The study also focused on cyclic AMP, or cAMP, a signaling molecule inside cells that helps regulate neuronal excitability. The researchers found that microexon mis-splicing changed cAMP levels, making neurons more or less excitable.
Drug experiments supported that link, according to the paper. Lowering cAMP with a chemical inhibitor brought activity in the abnormal fish down toward normal, while keeping cAMP elevated in normal fish by boosting its production or limiting its breakdown produced highly aroused behavior.
The researchers said those results point to the cAMP-PKA-CREB pathway as a driver of the arousal changes observed in zebrafish. Mackensen described cAMP as acting like a control system for neuronal activity.
Possible links beyond fish
Manuel Irimia, who led the research, said the same group had previously seen a similar set of behavioral and neuronal changes in flies. He said the mechanism is likely conserved in mammals, including humans, though it may not work in the exact same way.
The researchers connected the work to autism and schizophrenia because sleep disruption and sensory hypersensitivity are common in those disorders, and both have been associated with altered microexon regulation. Irimia said the protein-production changes are not described as the cause of disease, but may contribute to symptoms.

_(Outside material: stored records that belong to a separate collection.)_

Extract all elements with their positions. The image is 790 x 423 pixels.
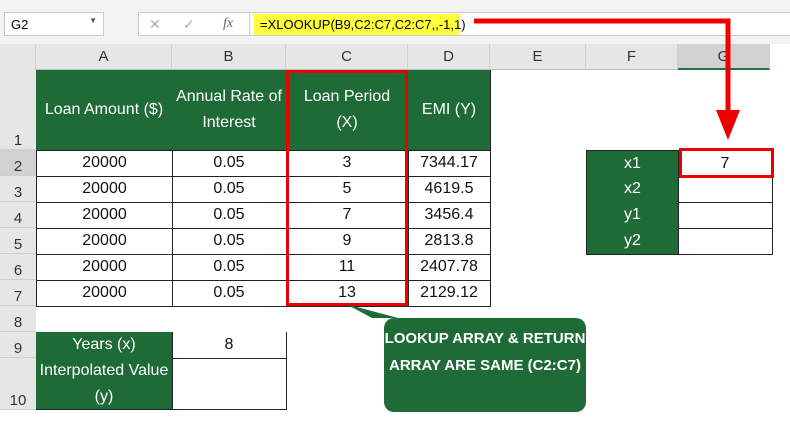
callout-pointer: [346, 304, 398, 318]
arrow-line: [474, 18, 731, 118]
arrow-head-icon: [716, 110, 740, 140]
callout-note: LOOKUP ARRAY & RETURN ARRAY ARE SAME (C2…: [384, 318, 586, 412]
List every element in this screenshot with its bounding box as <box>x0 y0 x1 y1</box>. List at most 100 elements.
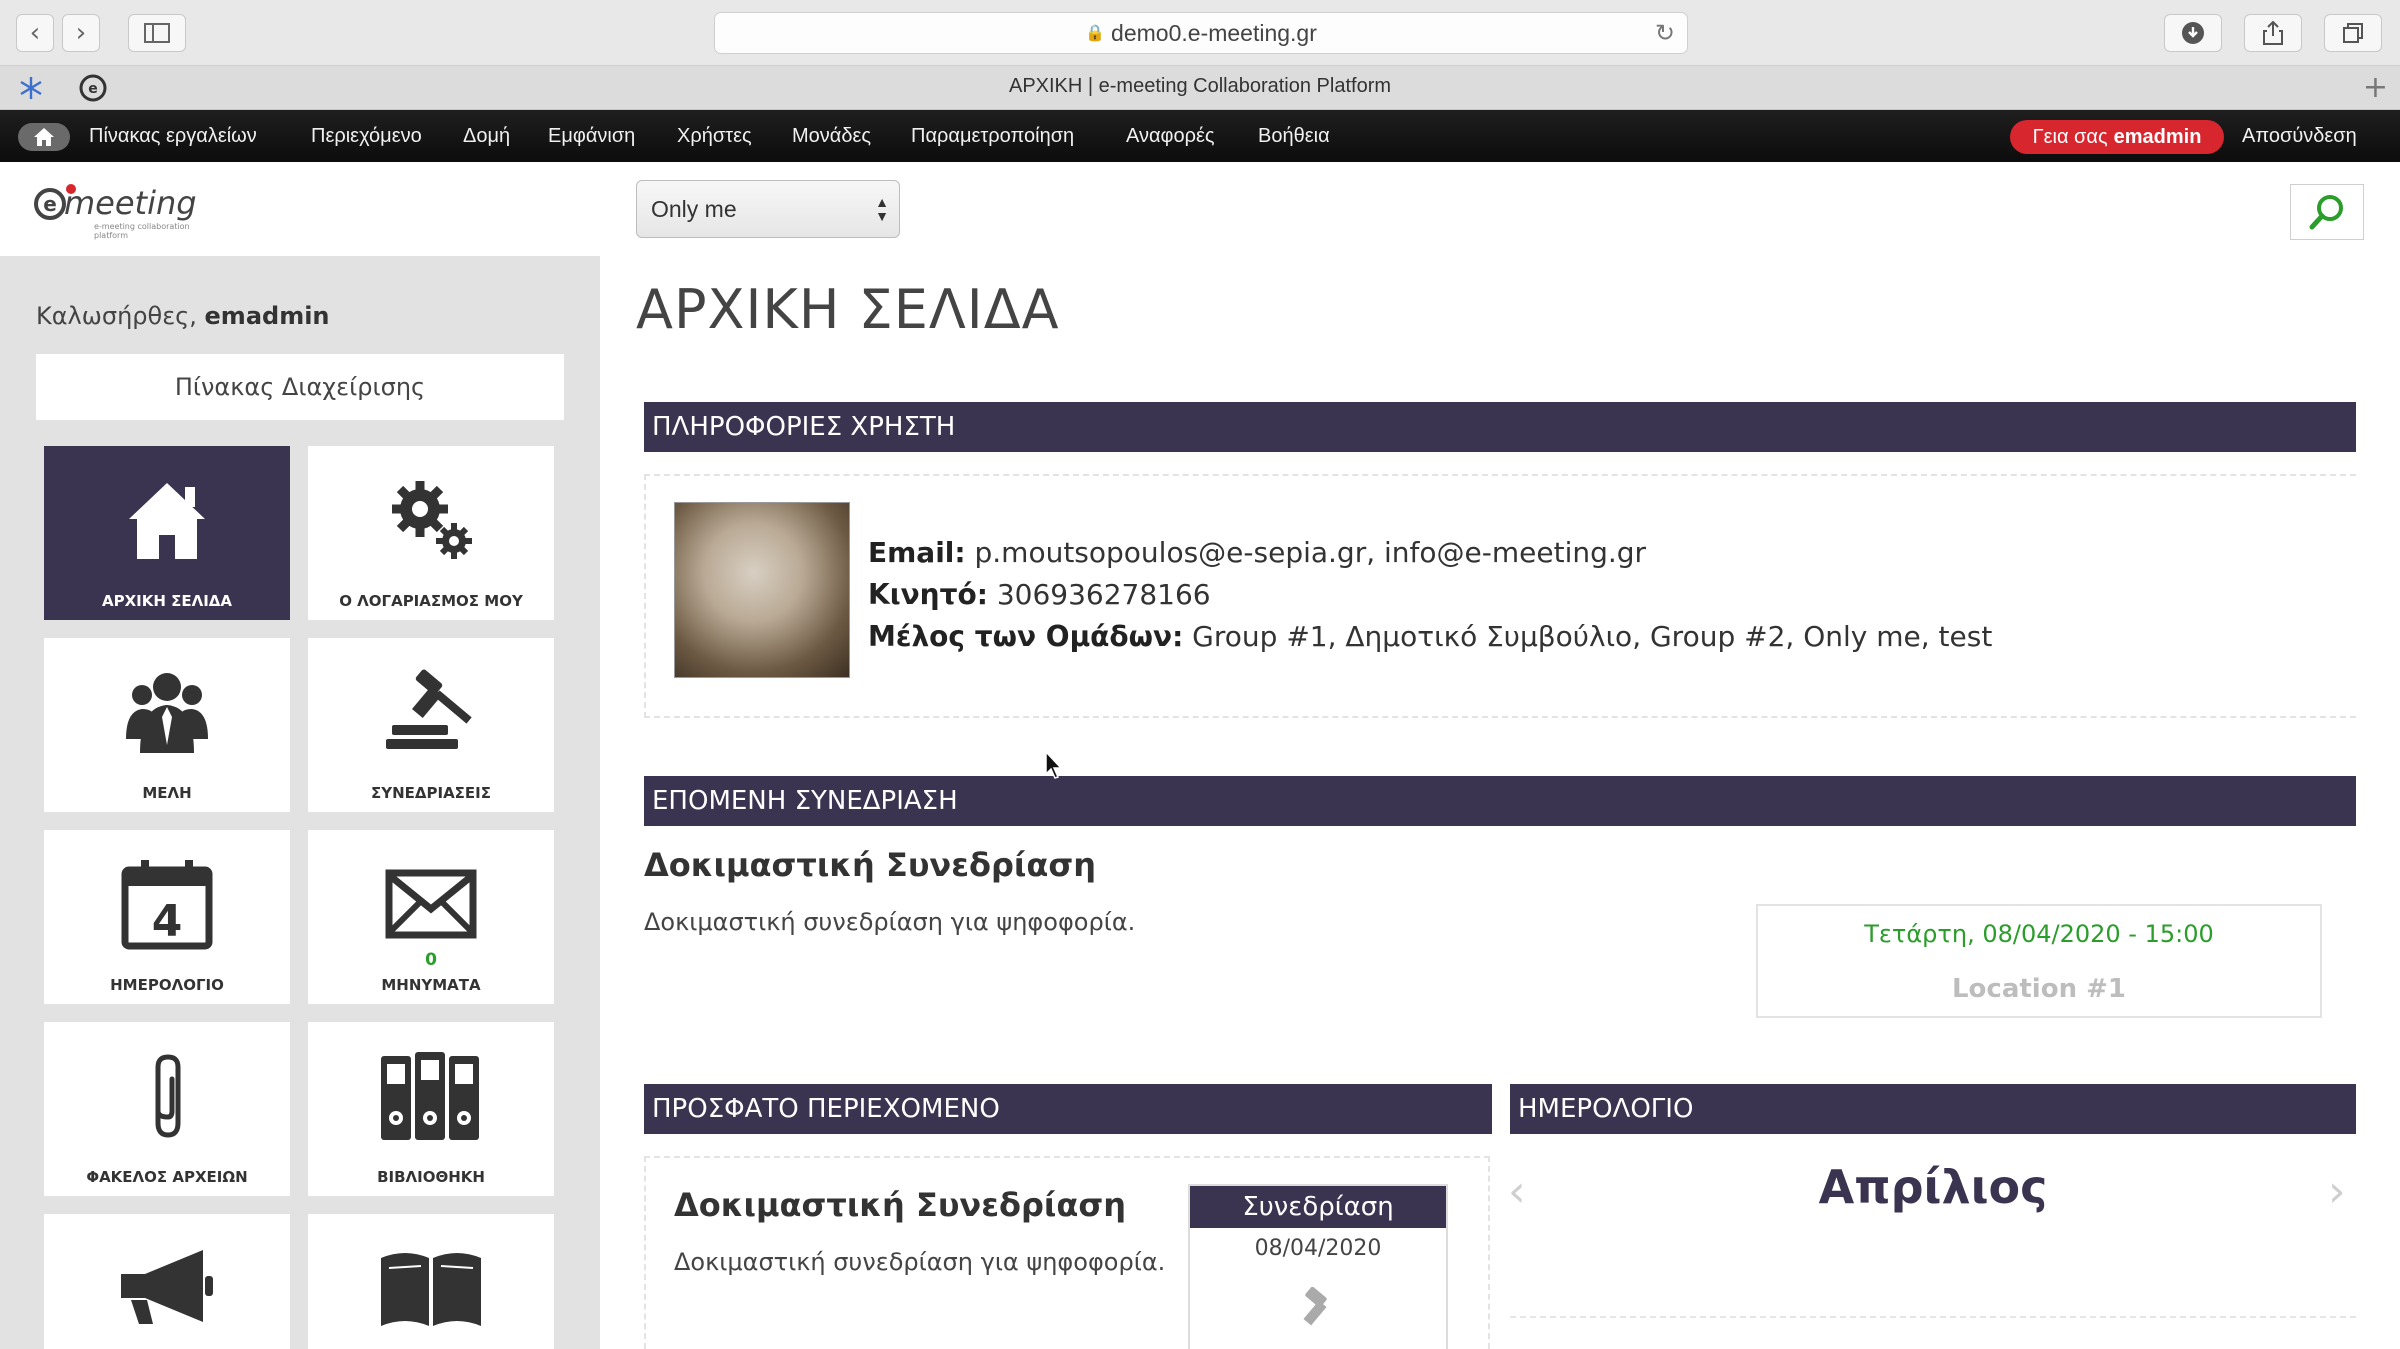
tile-label: Ο ΛΟΓΑΡΙΑΣΜΟΣ ΜΟΥ <box>339 592 523 610</box>
page-title: ΑΡΧΙΚΗ ΣΕΛΙΔΑ <box>636 278 1060 341</box>
next-meeting-heading: ΕΠΟΜΕΝΗ ΣΥΝΕΔΡΙΑΣΗ <box>644 776 2356 826</box>
messages-count: 0 <box>425 950 437 970</box>
tile-my-account[interactable]: Ο ΛΟΓΑΡΙΑΣΜΟΣ ΜΟΥ <box>308 446 554 620</box>
sidebar-icon <box>144 23 170 43</box>
tile-label: ΑΡΧΙΚΗ ΣΕΛΙΔΑ <box>101 592 233 610</box>
paperclip-icon <box>142 1048 192 1144</box>
calendar-divider <box>1510 1316 2356 1318</box>
search-button[interactable] <box>2290 184 2364 240</box>
share-icon <box>2263 20 2283 45</box>
mouse-cursor-icon <box>1044 750 1064 784</box>
email-label: Email: <box>868 536 966 569</box>
tile-label: ΦΑΚΕΛΟΣ ΑΡΧΕΙΩΝ <box>86 1168 248 1186</box>
recent-item-date: 08/04/2020 <box>1254 1236 1382 1261</box>
menu-modules[interactable]: Μονάδες <box>792 125 871 148</box>
menu-dashboard[interactable]: Πίνακας εργαλείων <box>89 125 257 148</box>
envelope-icon <box>385 856 477 952</box>
user-avatar <box>674 502 850 678</box>
browser-toolbar: ‹ › 🔒 demo0.e-meeting.gr ↻ <box>0 0 2400 66</box>
megaphone-icon <box>119 1240 215 1336</box>
greeting-prefix: Γεια σας <box>2032 125 2108 148</box>
tile-file-folder[interactable]: ΦΑΚΕΛΟΣ ΑΡΧΕΙΩΝ <box>44 1022 290 1196</box>
tile-meetings[interactable]: ΣΥΝΕΔΡΙΑΣΕΙΣ <box>308 638 554 812</box>
select-arrows-icon: ▲ ▼ <box>875 194 889 224</box>
next-meeting-location: Location #1 <box>1951 974 2127 1004</box>
tile-label: ΒΙΒΛΙΟΘΗΚΗ <box>377 1168 485 1186</box>
members-icon <box>122 664 212 760</box>
tile-home[interactable]: ΑΡΧΙΚΗ ΣΕΛΙΔΑ <box>44 446 290 620</box>
next-meeting-description: Δοκιμαστική συνεδρίαση για ψηφοφορία. <box>644 908 1136 936</box>
calendar-day: 4 <box>152 896 183 947</box>
tabs-overview-button[interactable] <box>2324 14 2382 52</box>
menu-structure[interactable]: Δομή <box>463 125 510 148</box>
binders-icon <box>379 1048 483 1144</box>
gavel-icon <box>1190 1286 1446 1331</box>
next-meeting-title[interactable]: Δοκιμαστική Συνεδρίαση <box>644 846 1096 884</box>
home-icon <box>34 128 54 146</box>
user-mobile: Κινητό: 306936278166 <box>868 578 1211 611</box>
book-icon <box>379 1240 483 1336</box>
logo-tagline: e-meeting collaboration platform <box>94 222 190 240</box>
download-icon <box>2182 22 2204 44</box>
group-select[interactable]: Only me ▲ ▼ <box>636 180 900 238</box>
tile-book[interactable] <box>308 1214 554 1349</box>
welcome-message: Καλωσήρθες, emadmin <box>36 302 330 330</box>
menu-configuration[interactable]: Παραμετροποίηση <box>911 125 1074 148</box>
active-tab-title[interactable]: ΑΡΧΙΚΗ | e-meeting Collaboration Platfor… <box>0 75 2400 98</box>
mobile-label: Κινητό: <box>868 578 988 611</box>
greeting-username: emadmin <box>2113 125 2202 148</box>
logout-link[interactable]: Αποσύνδεση <box>2242 125 2357 148</box>
user-info-heading: ΠΛΗΡΟΦΟΡΙΕΣ ΧΡΗΣΤΗ <box>644 402 2356 452</box>
calendar-next-icon[interactable]: › <box>2328 1166 2346 1217</box>
next-meeting-details: Τετάρτη, 08/04/2020 - 15:00 Location #1 <box>1756 904 2322 1018</box>
menu-users[interactable]: Χρήστες <box>677 125 752 148</box>
tile-announcements[interactable] <box>44 1214 290 1349</box>
mobile-value: 306936278166 <box>996 578 1211 611</box>
logo-mark: e <box>34 188 66 220</box>
reload-icon[interactable]: ↻ <box>1655 19 1675 48</box>
admin-panel-button[interactable]: Πίνακας Διαχείρισης <box>36 354 564 420</box>
home-icon <box>125 472 209 568</box>
toolbar-home-button[interactable] <box>18 123 70 151</box>
sidebar-toggle-button[interactable] <box>128 14 186 52</box>
tile-label: ΗΜΕΡΟΛΟΓΙΟ <box>110 976 224 994</box>
search-icon <box>2309 195 2343 230</box>
menu-help[interactable]: Βοήθεια <box>1258 125 1330 148</box>
recent-item-title[interactable]: Δοκιμαστική Συνεδρίαση <box>674 1186 1126 1224</box>
downloads-button[interactable] <box>2164 14 2222 52</box>
next-meeting-datetime: Τετάρτη, 08/04/2020 - 15:00 <box>1864 920 2214 948</box>
menu-appearance[interactable]: Εμφάνιση <box>548 125 635 148</box>
site-logo[interactable]: e meeting e-meeting collaboration platfo… <box>34 184 224 240</box>
user-greeting-button[interactable]: Γεια σας emadmin <box>2010 120 2224 154</box>
group-select-value: Only me <box>651 195 737 222</box>
tile-calendar[interactable]: 4 ΗΜΕΡΟΛΟΓΙΟ <box>44 830 290 1004</box>
email-value: p.moutsopoulos@e-sepia.gr, info@e-meetin… <box>974 536 1647 569</box>
recent-item-type: Συνεδρίαση <box>1190 1186 1446 1228</box>
groups-value: Group #1, Δημοτικό Συμβούλιο, Group #2, … <box>1192 620 1993 653</box>
recent-item-description: Δοκιμαστική συνεδρίαση για ψηφοφορία. <box>674 1248 1166 1276</box>
share-button[interactable] <box>2244 14 2302 52</box>
menu-content[interactable]: Περιεχόμενο <box>311 125 422 148</box>
tile-members[interactable]: ΜΕΛΗ <box>44 638 290 812</box>
tile-label: ΜΗΝΥΜΑΤΑ <box>381 976 481 994</box>
user-groups: Μέλος των Ομάδων: Group #1, Δημοτικό Συμ… <box>868 620 1992 653</box>
tile-messages[interactable]: 0 ΜΗΝΥΜΑΤΑ <box>308 830 554 1004</box>
tile-label: ΣΥΝΕΔΡΙΑΣΕΙΣ <box>370 784 492 802</box>
recent-item-card[interactable]: Συνεδρίαση 08/04/2020 <box>1188 1184 1448 1349</box>
tab-bar: e ΑΡΧΙΚΗ | e-meeting Collaboration Platf… <box>0 66 2400 110</box>
forward-button[interactable]: › <box>62 14 100 52</box>
gavel-icon <box>386 664 476 760</box>
back-button[interactable]: ‹ <box>16 14 54 52</box>
calendar-month: Απρίλιος <box>1818 1160 2048 1214</box>
new-tab-button[interactable]: + <box>2363 70 2388 105</box>
logo-wordmark: meeting <box>64 184 197 222</box>
recent-content-heading: ΠΡΟΣΦΑΤΟ ΠΕΡΙΕΧΟΜΕΝΟ <box>644 1084 1492 1134</box>
calendar-icon: 4 <box>121 856 213 952</box>
user-email: Email: p.moutsopoulos@e-sepia.gr, info@e… <box>868 536 1646 569</box>
tile-label: ΜΕΛΗ <box>142 784 192 802</box>
groups-label: Μέλος των Ομάδων: <box>868 620 1184 653</box>
menu-reports[interactable]: Αναφορές <box>1126 125 1215 148</box>
welcome-username: emadmin <box>204 302 330 330</box>
address-bar[interactable]: 🔒 demo0.e-meeting.gr ↻ <box>714 12 1688 54</box>
tile-library[interactable]: ΒΙΒΛΙΟΘΗΚΗ <box>308 1022 554 1196</box>
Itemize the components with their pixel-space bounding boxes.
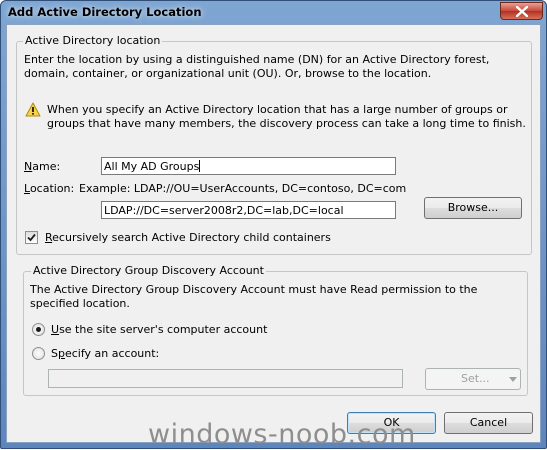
- cancel-button[interactable]: Cancel: [444, 412, 533, 434]
- title-bar[interactable]: Add Active Directory Location: [1, 1, 546, 23]
- account-group-legend: Active Directory Group Discovery Account: [31, 264, 266, 277]
- warning-text: When you specify an Active Directory loc…: [47, 103, 526, 130]
- location-description: Enter the location by using a distinguis…: [24, 53, 490, 80]
- chevron-down-icon: [509, 377, 517, 382]
- specify-account-radio[interactable]: [32, 347, 45, 360]
- location-group-legend: Active Directory location: [23, 34, 163, 47]
- account-description: The Active Directory Group Discovery Acc…: [30, 283, 478, 310]
- account-field[interactable]: [48, 369, 403, 388]
- name-field-value: All My AD Groups: [104, 160, 200, 173]
- location-field[interactable]: LDAP://DC=server2008r2,DC=lab,DC=local: [101, 201, 396, 219]
- close-icon: [516, 6, 528, 17]
- set-button[interactable]: Set...: [425, 368, 521, 390]
- watermark: windows-noob.com: [148, 419, 416, 450]
- recursive-checkbox[interactable]: [25, 231, 38, 244]
- recursive-label[interactable]: Recursively search Active Directory chil…: [45, 231, 331, 244]
- add-ad-location-dialog: Add Active Directory Location Active Dir…: [0, 0, 547, 449]
- dialog-body: Active Directory location Enter the loca…: [6, 24, 541, 443]
- use-site-account-label[interactable]: Use the site server's computer account: [51, 323, 267, 336]
- use-site-account-radio[interactable]: [32, 323, 45, 336]
- radio-selected-dot: [36, 327, 41, 332]
- window-title: Add Active Directory Location: [8, 5, 202, 19]
- browse-button[interactable]: Browse...: [424, 197, 522, 219]
- location-label: Location:: [24, 182, 75, 195]
- location-example: Example: LDAP://OU=UserAccounts, DC=cont…: [79, 182, 407, 195]
- name-field[interactable]: All My AD Groups: [101, 157, 396, 175]
- close-button[interactable]: [500, 2, 543, 20]
- specify-account-label[interactable]: Specify an account:: [51, 347, 159, 360]
- set-button-label: Set...: [461, 372, 490, 385]
- warning-icon: [25, 102, 41, 120]
- checkmark-icon: [27, 233, 36, 242]
- name-label: Name:: [24, 160, 61, 173]
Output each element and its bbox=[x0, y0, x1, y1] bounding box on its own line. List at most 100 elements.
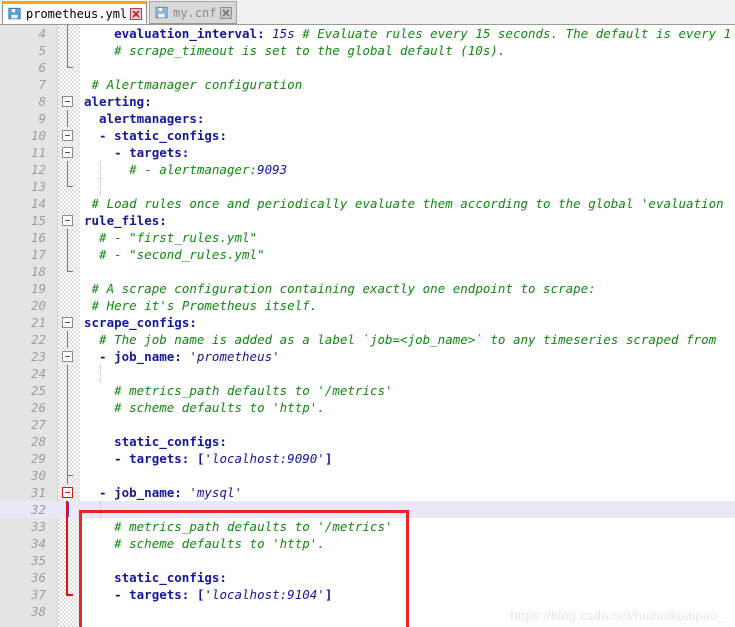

The team said the fish results raise the question of whether correcting arousal in this model could ease related symptoms in other species. Mackensen also noted that the same cAMP-regulated arousal pathway has been implicated in anxiety and depression, giving researchers another reason to study it further.
The study was titled “Neuronal microexons modulate arousal via the cAMP-PKA-CREB pathway in zebrafish.” It was published in Science Advances with Tahnee Mackensen and colleagues as authors.
This story draws on original reporting from Medical Xpress.